Don’t fall into the trap of buying a huge bed so that your dog can finally grow into it a few years down the line. Remember, they generally like to snuggle, so if it means having to buy multiple beds as your pooch grows up, then so be it.

If you have a small dog that’s going to stay small, you normally don’t have to worry too much, but still pay attention just in case.


You want your pooch to be comfortable, and regardless of the type of bed you get, this should be the ultimate goal.

Regardless of the bed you buy, don’t fall into the trap of believing that it’s the solution to helping your dog feel less anxious. This could be a very dangerous path to take, especially if your pooch suffers from separation anxiety.
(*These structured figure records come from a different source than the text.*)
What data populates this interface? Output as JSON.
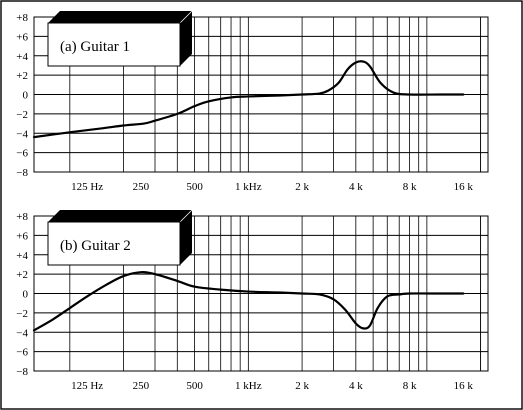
{
  "chart_data": [
    {
      "type": "line",
      "title": "(a) Guitar 1",
      "xlabel": "",
      "ylabel": "",
      "x_scale": "log",
      "xlim": [
        63,
        22000
      ],
      "ylim": [
        -8,
        8
      ],
      "grid": true,
      "y_ticks": [
        "+8",
        "+6",
        "+4",
        "+2",
        "0",
        "−2",
        "−4",
        "−6",
        "−8"
      ],
      "y_tick_values": [
        8,
        6,
        4,
        2,
        0,
        -2,
        -4,
        -6,
        -8
      ],
      "x_tick_labels": [
        "125 Hz",
        "250",
        "500",
        "1 kHz",
        "2 k",
        "4 k",
        "8 k",
        "16 k"
      ],
      "x_tick_values": [
        125,
        250,
        500,
        1000,
        2000,
        4000,
        8000,
        16000
      ],
      "series": [
        {
          "x": [
            63,
            100,
            150,
            200,
            260,
            300,
            400,
            500,
            600,
            800,
            1000,
            1500,
            2000,
            2500,
            2800,
            3200,
            3600,
            4000,
            4400,
            4800,
            5500,
            6500,
            8000,
            12000,
            16000
          ],
          "y": [
            -4.4,
            -3.9,
            -3.5,
            -3.2,
            -3.0,
            -2.7,
            -2.0,
            -1.2,
            -0.7,
            -0.3,
            -0.2,
            -0.1,
            0.0,
            0.1,
            0.4,
            1.2,
            2.6,
            3.3,
            3.4,
            2.9,
            1.2,
            0.2,
            0.0,
            0.0,
            0.0
          ]
        }
      ]
    },
    {
      "type": "line",
      "title": "(b) Guitar 2",
      "xlabel": "",
      "ylabel": "",
      "x_scale": "log",
      "xlim": [
        63,
        22000
      ],
      "ylim": [
        -8,
        8
      ],
      "grid": true,
      "y_ticks": [
        "+8",
        "+6",
        "+4",
        "+2",
        "0",
        "−2",
        "−4",
        "−6",
        "−8"
      ],
      "y_tick_values": [
        8,
        6,
        4,
        2,
        0,
        -2,
        -4,
        -6,
        -8
      ],
      "x_tick_labels": [
        "125 Hz",
        "250",
        "500",
        "1 kHz",
        "2 k",
        "4 k",
        "8 k",
        "16 k"
      ],
      "x_tick_values": [
        125,
        250,
        500,
        1000,
        2000,
        4000,
        8000,
        16000
      ],
      "series": [
        {
          "x": [
            63,
            80,
            100,
            125,
            160,
            200,
            250,
            300,
            400,
            500,
            700,
            1000,
            1500,
            2000,
            2500,
            3000,
            3500,
            4000,
            4400,
            4800,
            5300,
            6000,
            7000,
            8000,
            12000,
            16000
          ],
          "y": [
            -3.8,
            -2.7,
            -1.5,
            -0.3,
            0.9,
            1.8,
            2.2,
            2.0,
            1.3,
            0.7,
            0.4,
            0.2,
            0.1,
            0.0,
            -0.1,
            -0.6,
            -1.7,
            -3.1,
            -3.6,
            -3.3,
            -1.5,
            -0.3,
            -0.1,
            0.0,
            0.0,
            0.0
          ]
        }
      ]
    }
  ]
}
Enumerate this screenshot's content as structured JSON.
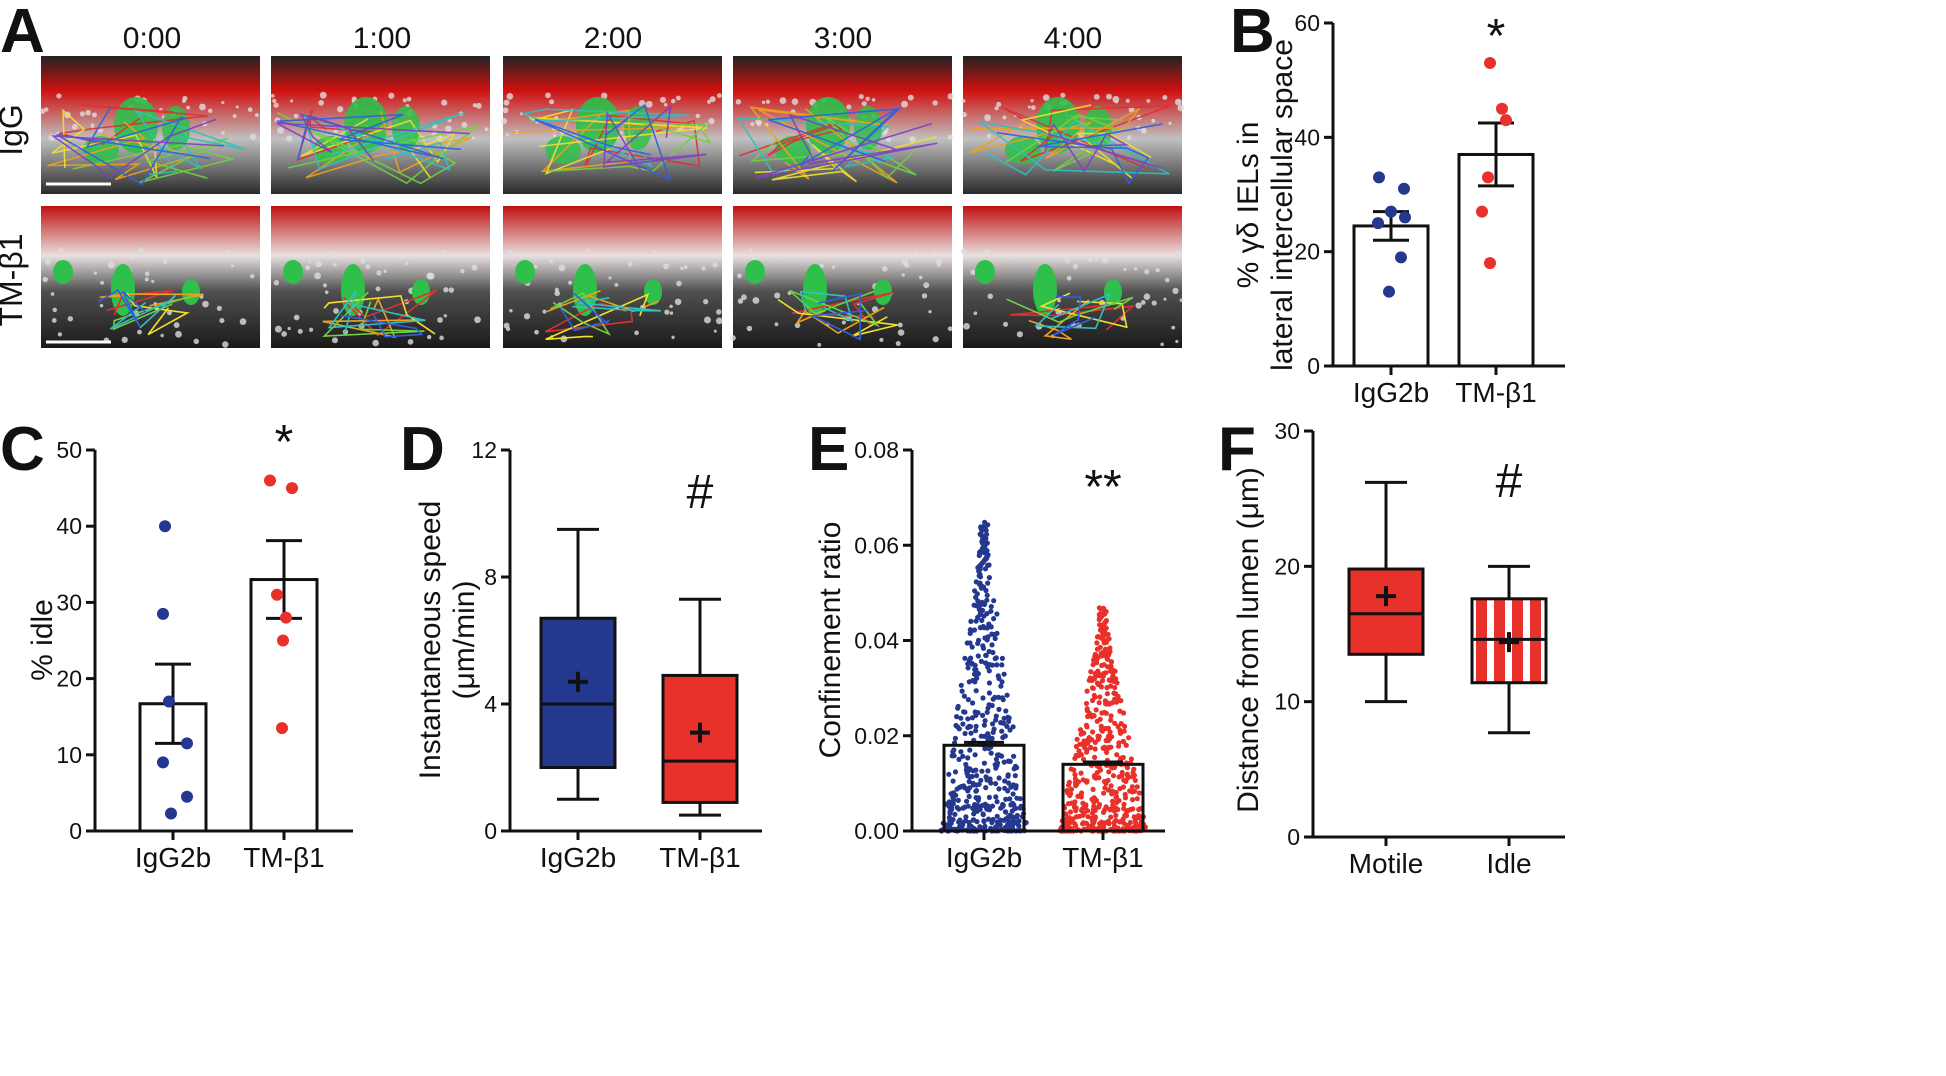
{
  "colors": {
    "blue": "#25388f",
    "red": "#e8312a",
    "black": "#111111"
  },
  "panel_a": {
    "letter": "A",
    "times": [
      "0:00",
      "1:00",
      "2:00",
      "3:00",
      "4:00"
    ],
    "rows": [
      "IgG",
      "TM-β1"
    ]
  },
  "chart_data": [
    {
      "panel": "B",
      "type": "bar",
      "ylabel_line1": "% γδ IELs in",
      "ylabel_line2": "lateral intercellular space",
      "categories": [
        "IgG2b",
        "TM-β1"
      ],
      "means": [
        24.5,
        37
      ],
      "sem": [
        2.5,
        5.5
      ],
      "points": [
        [
          33,
          31,
          27,
          26,
          25,
          19,
          13
        ],
        [
          53,
          45,
          43,
          33,
          27,
          18
        ]
      ],
      "yticks": [
        0,
        20,
        40,
        60
      ],
      "ylim": [
        0,
        60
      ],
      "significance": "*"
    },
    {
      "panel": "C",
      "type": "bar",
      "ylabel": "% idle",
      "categories": [
        "IgG2b",
        "TM-β1"
      ],
      "means": [
        16.7,
        33
      ],
      "sem": [
        5.2,
        5.1
      ],
      "points": [
        [
          40,
          28.5,
          17,
          11.5,
          9,
          4.5,
          2.3
        ],
        [
          46,
          45,
          31,
          28,
          25,
          13.5
        ]
      ],
      "yticks": [
        0,
        10,
        20,
        30,
        40,
        50
      ],
      "ylim": [
        0,
        50
      ],
      "significance": "*"
    },
    {
      "panel": "D",
      "type": "box",
      "ylabel_line1": "Instantaneous speed",
      "ylabel_line2": "(μm/min)",
      "categories": [
        "IgG2b",
        "TM-β1"
      ],
      "boxes": [
        {
          "min": 1.0,
          "q1": 2.0,
          "median": 4.0,
          "q3": 6.7,
          "max": 9.5,
          "mean": 4.7,
          "fill": "solid-blue"
        },
        {
          "min": 0.5,
          "q1": 0.9,
          "median": 2.2,
          "q3": 4.9,
          "max": 7.3,
          "mean": 3.1,
          "fill": "solid-red"
        }
      ],
      "yticks": [
        0,
        4,
        8,
        12
      ],
      "ylim": [
        0,
        12
      ],
      "significance": "#"
    },
    {
      "panel": "E",
      "type": "scatter",
      "ylabel": "Confinement ratio",
      "categories": [
        "IgG2b",
        "TM-β1"
      ],
      "means": [
        0.018,
        0.014
      ],
      "sem": [
        0.0006,
        0.0005
      ],
      "max_points": [
        0.065,
        0.047
      ],
      "yticks": [
        "0.00",
        "0.02",
        "0.04",
        "0.06",
        "0.08"
      ],
      "ylim": [
        0,
        0.08
      ],
      "significance": "**"
    },
    {
      "panel": "F",
      "type": "box",
      "ylabel": "Distance from lumen (μm)",
      "categories": [
        "Motile",
        "Idle"
      ],
      "boxes": [
        {
          "min": 10.0,
          "q1": 13.5,
          "median": 16.5,
          "q3": 19.8,
          "max": 26.2,
          "mean": 17.8,
          "fill": "solid-red"
        },
        {
          "min": 7.7,
          "q1": 11.4,
          "median": 14.6,
          "q3": 17.6,
          "max": 20.0,
          "mean": 14.4,
          "fill": "striped-red"
        }
      ],
      "yticks": [
        0,
        10,
        20,
        30
      ],
      "ylim": [
        0,
        30
      ],
      "significance": "#"
    }
  ]
}
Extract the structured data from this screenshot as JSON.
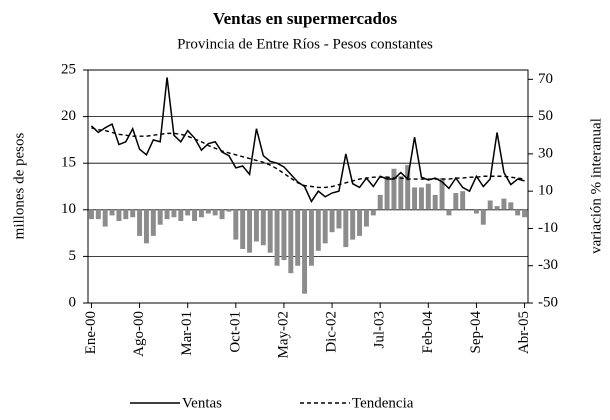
{
  "chart_data": {
    "type": "line",
    "title": "Ventas en supermercados",
    "subtitle": "Provincia de Entre Ríos - Pesos constantes",
    "ylabel": "millones de pesos",
    "y2label": "variación % interanual",
    "categories": [
      "Ene-00",
      null,
      null,
      null,
      null,
      null,
      null,
      "Ago-00",
      null,
      null,
      null,
      null,
      null,
      null,
      "Mar-01",
      null,
      null,
      null,
      null,
      null,
      null,
      "Oct-01",
      null,
      null,
      null,
      null,
      null,
      null,
      "May-02",
      null,
      null,
      null,
      null,
      null,
      null,
      "Dic-02",
      null,
      null,
      null,
      null,
      null,
      null,
      "Jul-03",
      null,
      null,
      null,
      null,
      null,
      null,
      "Feb-04",
      null,
      null,
      null,
      null,
      null,
      null,
      "Sep-04",
      null,
      null,
      null,
      null,
      null,
      null,
      "Abr-05"
    ],
    "series": [
      {
        "name": "Ventas",
        "color": "#000000",
        "style": "solid",
        "values": [
          19,
          18.3,
          18.8,
          19.2,
          17,
          17.3,
          18.7,
          16.5,
          15.9,
          17.5,
          17.3,
          24.2,
          18,
          17.3,
          18.5,
          17.7,
          16.4,
          17.1,
          17.3,
          16.2,
          15.8,
          14.5,
          14.7,
          13.8,
          18.7,
          15.8,
          15.2,
          15,
          14.6,
          13.8,
          13,
          12.5,
          10.9,
          12,
          11.4,
          11.8,
          12,
          16,
          12.8,
          12.4,
          13.4,
          12.5,
          13.6,
          13.3,
          13.3,
          14,
          13.3,
          17.8,
          13.5,
          13.2,
          13.4,
          13,
          12.3,
          13.4,
          12.4,
          12,
          13.6,
          12.5,
          13.3,
          18.3,
          14,
          12.7,
          13.3,
          13.1
        ]
      },
      {
        "name": "Tendencia",
        "color": "#000000",
        "style": "dashed",
        "values": [
          18.8,
          18.6,
          18.5,
          18.3,
          18.1,
          18,
          17.9,
          17.9,
          17.9,
          18,
          18.1,
          18.2,
          18.2,
          18.1,
          17.9,
          17.6,
          17.3,
          16.9,
          16.6,
          16.3,
          16.1,
          15.9,
          15.7,
          15.5,
          15.3,
          15.1,
          14.8,
          14.4,
          13.9,
          13.4,
          12.9,
          12.6,
          12.5,
          12.4,
          12.4,
          12.5,
          12.7,
          12.9,
          13.1,
          13.3,
          13.4,
          13.5,
          13.5,
          13.5,
          13.4,
          13.4,
          13.3,
          13.3,
          13.3,
          13.3,
          13.3,
          13.3,
          13.3,
          13.4,
          13.4,
          13.5,
          13.5,
          13.6,
          13.6,
          13.6,
          13.6,
          13.5,
          13.4,
          13.3
        ]
      },
      {
        "type": "bar",
        "axis": "y2",
        "color": "#8c8c8c",
        "values": [
          -5,
          -5,
          -9,
          -3,
          -6,
          -5,
          -4,
          -14,
          -18,
          -14,
          -8,
          -5,
          -4,
          -6,
          -3,
          -6,
          -4,
          -2,
          -3,
          -5,
          -1,
          -16,
          -21,
          -23,
          -17,
          -19,
          -23,
          -30,
          -27,
          -34,
          -30,
          -45,
          -30,
          -22,
          -18,
          -12,
          -10,
          -20,
          -16,
          -14,
          -9,
          -3,
          8,
          18,
          22,
          18,
          24,
          12,
          12,
          14,
          8,
          17,
          -3,
          9,
          10,
          0,
          -2,
          -8,
          5,
          2,
          6,
          4,
          -3,
          -4
        ]
      }
    ],
    "ylim": [
      0,
      25
    ],
    "yticks": [
      0,
      5,
      10,
      15,
      20,
      25
    ],
    "y2lim": [
      -50,
      75
    ],
    "y2ticks": [
      -50,
      -30,
      -10,
      10,
      30,
      50,
      70
    ],
    "grid": true
  }
}
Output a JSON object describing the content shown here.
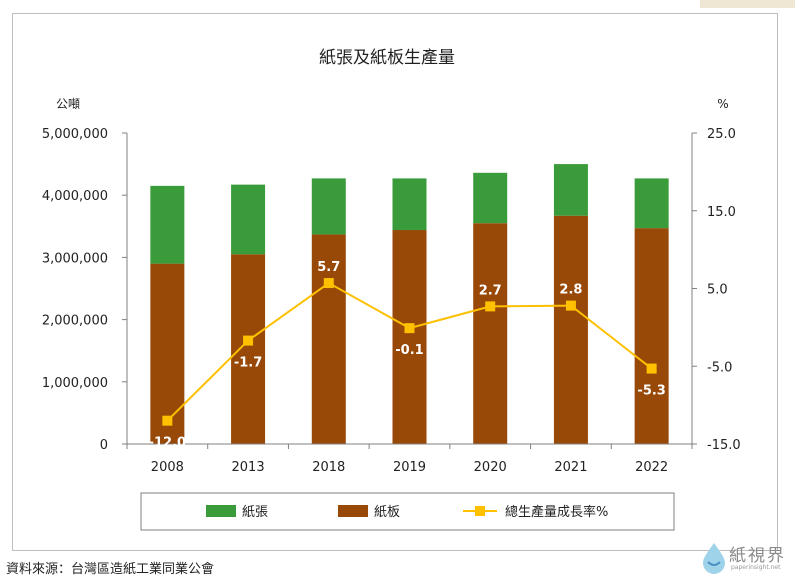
{
  "chart_data": {
    "type": "bar",
    "title": "紙張及紙板生產量",
    "y_left_unit": "公噸",
    "y_right_unit": "%",
    "categories": [
      "2008",
      "2013",
      "2018",
      "2019",
      "2020",
      "2021",
      "2022"
    ],
    "ylim_left": [
      0,
      5000000
    ],
    "ylim_right": [
      -15,
      25
    ],
    "left_ticks": [
      "5,000,000",
      "4,000,000",
      "3,000,000",
      "2,000,000",
      "1,000,000",
      "0"
    ],
    "left_tick_values": [
      5000000,
      4000000,
      3000000,
      2000000,
      1000000,
      0
    ],
    "right_ticks": [
      "25.0",
      "15.0",
      "5.0",
      "-5.0",
      "-15.0"
    ],
    "right_tick_values": [
      25,
      15,
      5,
      -5,
      -15
    ],
    "series": [
      {
        "name": "紙板",
        "values": [
          2900000,
          3050000,
          3370000,
          3440000,
          3550000,
          3670000,
          3470000
        ],
        "color": "#984807",
        "stack": true
      },
      {
        "name": "紙張",
        "values": [
          1250000,
          1120000,
          900000,
          830000,
          810000,
          830000,
          800000
        ],
        "color": "#3a9b3a",
        "stack": true
      },
      {
        "name": "總生產量成長率%",
        "values": [
          -12.0,
          -1.7,
          5.7,
          -0.1,
          2.7,
          2.8,
          -5.3
        ],
        "labels": [
          "-12.0",
          "-1.7",
          "5.7",
          "-0.1",
          "2.7",
          "2.8",
          "-5.3"
        ],
        "color": "#ffc000",
        "axis": "right",
        "kind": "line"
      }
    ],
    "legend_position": "bottom",
    "grid": false
  },
  "source": "資料來源：台灣區造紙工業同業公會",
  "watermark": {
    "text": "紙視界",
    "url": "paperinsight.net"
  }
}
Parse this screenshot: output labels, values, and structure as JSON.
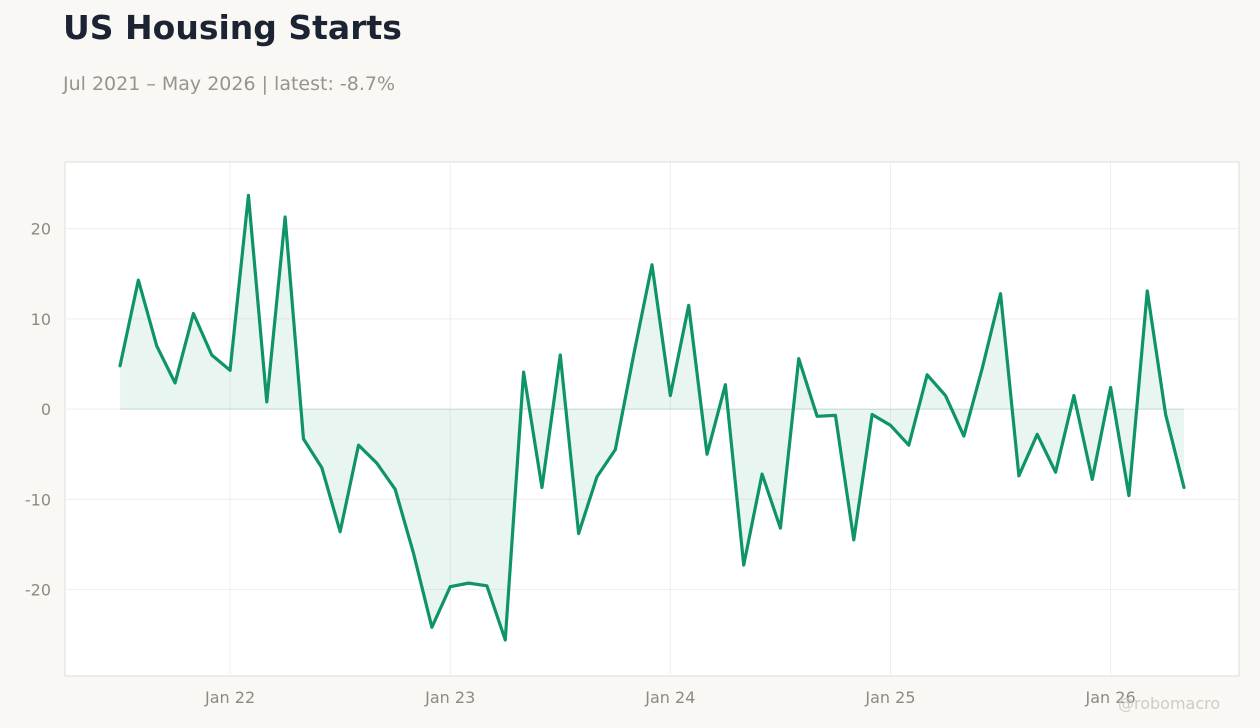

In my opinion, it’s always highly recommended to get professional help from a dog behavior therapist as they will be able to set you on the right path in helping your pooch live a healthy and happy life with you and your family.

Consistency is key. Your dog has to go out for daily walks, at least twice a day for around 30 minutes to an hour each session, and during that time, you should interact with your pooch as this will help create that close bond. Separation anxiety is something that takes a lot of time to overcome, and this is where a dog behavior therapist will show you the right way to do it.